Alexandre Rachmiel (1835-1918) was a French-born painter who later settled in the United States, and was active in New York State and California as well as France. Born in Alsace-Lorraine, France, in 1835, he is mainly noted for his sensitively-depicted landscapes.

His early artistic education was in France, where he was schoolmate of Jean-Jacques Henner. When the Franco-Prussian War broke out, Rachmiel found it necessary to immigrate to America, which he did in 1870. After arriving in New York, Rachmiel soon met and married Sarah Parker Scott, a widow with four daughters. The family settled in Haverstraw-on-Hudson. Their son, Jean Rachmiel, who was born in May 1871, would follow in his father's artistic footsteps, and has been called the "American Millet."
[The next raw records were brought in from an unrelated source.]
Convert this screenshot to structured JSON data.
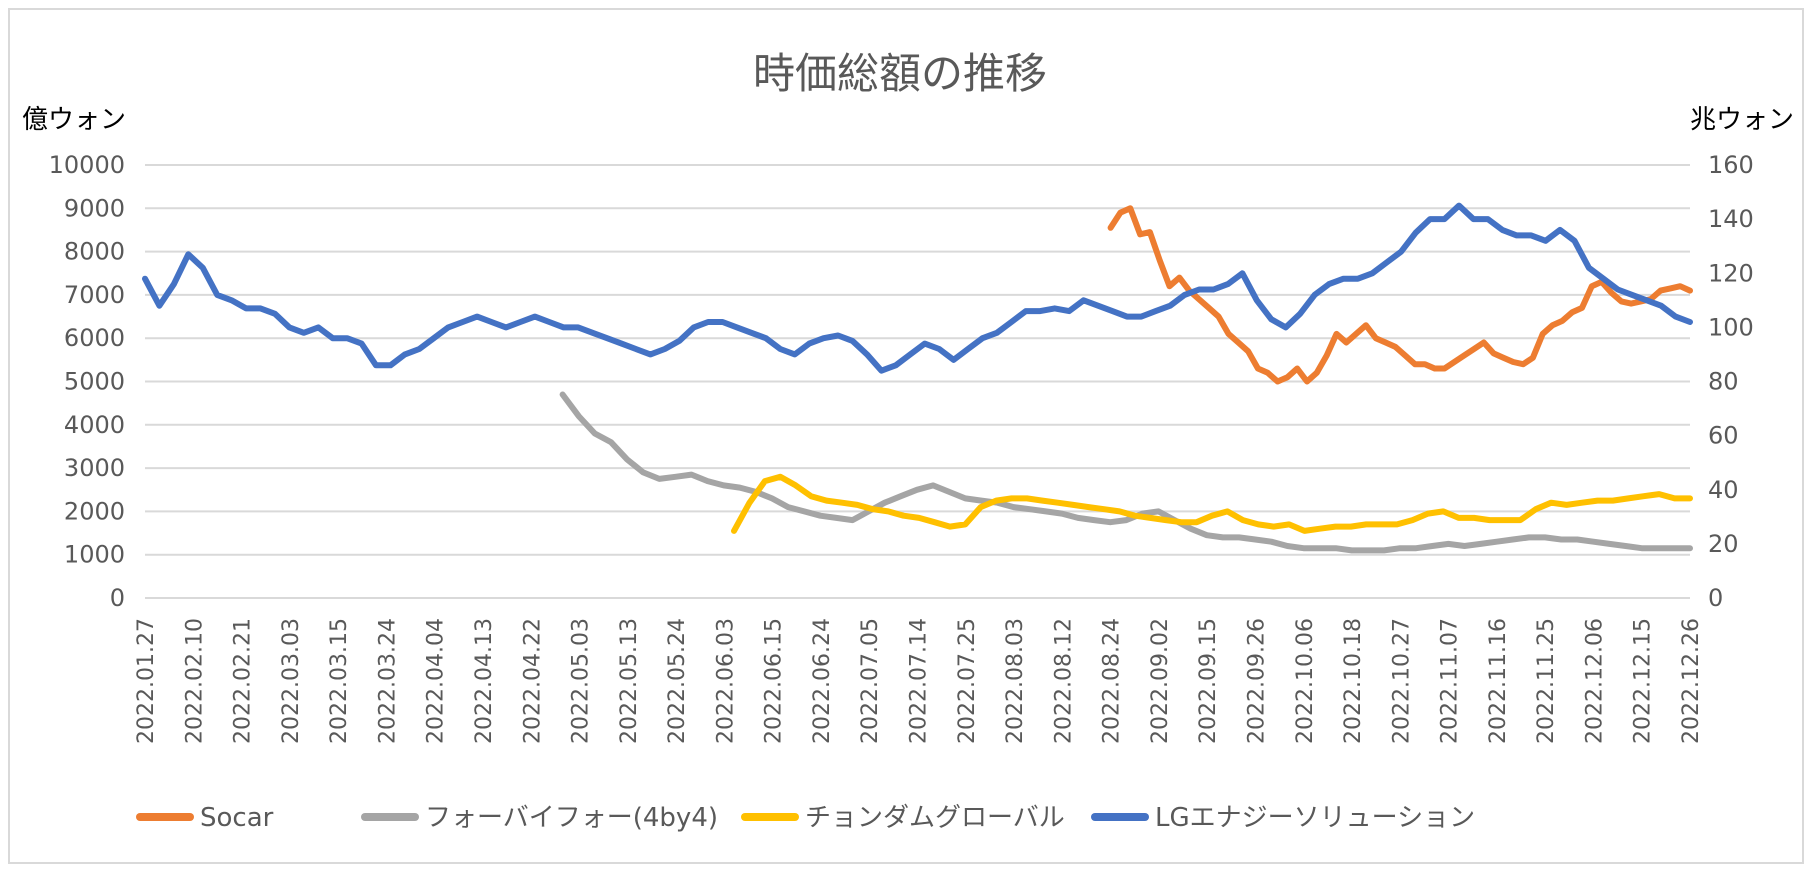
{
  "chart_data": {
    "type": "line",
    "title": "時価総額の推移",
    "y_left_label": "億ウォン",
    "y_right_label": "兆ウォン",
    "y_left_ticks": [
      "10000",
      "9000",
      "8000",
      "7000",
      "6000",
      "5000",
      "4000",
      "3000",
      "2000",
      "1000",
      "0"
    ],
    "y_right_ticks": [
      "160",
      "140",
      "120",
      "100",
      "80",
      "60",
      "40",
      "20",
      "0"
    ],
    "ylim_left": [
      0,
      10000
    ],
    "ylim_right": [
      0,
      160
    ],
    "grid": true,
    "legend_position": "bottom",
    "x_labels": [
      "2022.01.27",
      "2022.02.10",
      "2022.02.21",
      "2022.03.03",
      "2022.03.15",
      "2022.03.24",
      "2022.04.04",
      "2022.04.13",
      "2022.04.22",
      "2022.05.03",
      "2022.05.13",
      "2022.05.24",
      "2022.06.03",
      "2022.06.15",
      "2022.06.24",
      "2022.07.05",
      "2022.07.14",
      "2022.07.25",
      "2022.08.03",
      "2022.08.12",
      "2022.08.24",
      "2022.09.02",
      "2022.09.15",
      "2022.09.26",
      "2022.10.06",
      "2022.10.18",
      "2022.10.27",
      "2022.11.07",
      "2022.11.16",
      "2022.11.25",
      "2022.12.06",
      "2022.12.15",
      "2022.12.26"
    ],
    "series": [
      {
        "name": "Socar",
        "color": "#ED7D31",
        "axis": "left",
        "start_index": 20,
        "values": [
          8550,
          8900,
          9000,
          8400,
          8450,
          7800,
          7200,
          7400,
          7100,
          6900,
          6700,
          6500,
          6100,
          5900,
          5700,
          5300,
          5200,
          5000,
          5100,
          5300,
          5000,
          5200,
          5600,
          6100,
          5900,
          6100,
          6300,
          6000,
          5900,
          5800,
          5600,
          5400,
          5400,
          5300,
          5300,
          5450,
          5600,
          5750,
          5900,
          5650,
          5550,
          5450,
          5400,
          5550,
          6100,
          6300,
          6400,
          6600,
          6700,
          7200,
          7300,
          7050,
          6850,
          6800,
          6850,
          6900,
          7100,
          7150,
          7200,
          7100
        ]
      },
      {
        "name": "フォーバイフォー(4by4)",
        "color": "#A5A5A5",
        "axis": "left",
        "start_index": 8.65,
        "values": [
          4700,
          4200,
          3800,
          3600,
          3200,
          2900,
          2750,
          2800,
          2850,
          2700,
          2600,
          2550,
          2450,
          2300,
          2100,
          2000,
          1900,
          1850,
          1800,
          2000,
          2200,
          2350,
          2500,
          2600,
          2450,
          2300,
          2250,
          2200,
          2100,
          2050,
          2000,
          1950,
          1850,
          1800,
          1750,
          1800,
          1950,
          2000,
          1800,
          1600,
          1450,
          1400,
          1400,
          1350,
          1300,
          1200,
          1150,
          1150,
          1150,
          1100,
          1100,
          1100,
          1150,
          1150,
          1200,
          1250,
          1200,
          1250,
          1300,
          1350,
          1400,
          1400,
          1350,
          1350,
          1300,
          1250,
          1200,
          1150,
          1150,
          1150,
          1150
        ]
      },
      {
        "name": "チョンダムグローバル",
        "color": "#FFC000",
        "axis": "left",
        "start_index": 12.2,
        "values": [
          1550,
          2200,
          2700,
          2800,
          2600,
          2350,
          2250,
          2200,
          2150,
          2050,
          2000,
          1900,
          1850,
          1750,
          1650,
          1700,
          2100,
          2250,
          2300,
          2300,
          2250,
          2200,
          2150,
          2100,
          2050,
          2000,
          1900,
          1850,
          1800,
          1750,
          1750,
          1900,
          2000,
          1800,
          1700,
          1650,
          1700,
          1550,
          1600,
          1650,
          1650,
          1700,
          1700,
          1700,
          1800,
          1950,
          2000,
          1850,
          1850,
          1800,
          1800,
          1800,
          2050,
          2200,
          2150,
          2200,
          2250,
          2250,
          2300,
          2350,
          2400,
          2300,
          2300
        ]
      },
      {
        "name": "LGエナジーソリューション",
        "color": "#4472C4",
        "axis": "right",
        "start_index": 0,
        "values": [
          118,
          108,
          116,
          127,
          122,
          112,
          110,
          107,
          107,
          105,
          100,
          98,
          100,
          96,
          96,
          94,
          86,
          86,
          90,
          92,
          96,
          100,
          102,
          104,
          102,
          100,
          102,
          104,
          102,
          100,
          100,
          98,
          96,
          94,
          92,
          90,
          92,
          95,
          100,
          102,
          102,
          100,
          98,
          96,
          92,
          90,
          94,
          96,
          97,
          95,
          90,
          84,
          86,
          90,
          94,
          92,
          88,
          92,
          96,
          98,
          102,
          106,
          106,
          107,
          106,
          110,
          108,
          106,
          104,
          104,
          106,
          108,
          112,
          114,
          114,
          116,
          120,
          110,
          103,
          100,
          105,
          112,
          116,
          118,
          118,
          120,
          124,
          128,
          135,
          140,
          140,
          145,
          140,
          140,
          136,
          134,
          134,
          132,
          136,
          132,
          122,
          118,
          114,
          112,
          110,
          108,
          104,
          102
        ]
      }
    ]
  }
}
Rachmiel schooled his son in drawing and painting, and was a strict disciplinarian and critic, as well as a sympathetic friend to his son. In 1887 he sent Jean to New York to study at the Art Students League, and after three years of coursework, Rachmiel sent Jean to Paris. Throughout these years, Rachmiel continued to paint. In 1895, he joined his son in Paris, where Jean was studying with Léon Bonnat at the L'Ecole des Beaux-Arts. They shared a studio together from 1895-1902. Rachmiel returned to the United States and settled in California from 1901to 1902 and again in 1906. From 1903 to 1905, both father and son worked in Washington D.C., decorating the Corcoran Art Gallery.

Rachmiel painted in Philadelphia, Pasadena, Laguna, and Santa Barbara before his death at Vincennes, near Paris, in 1918.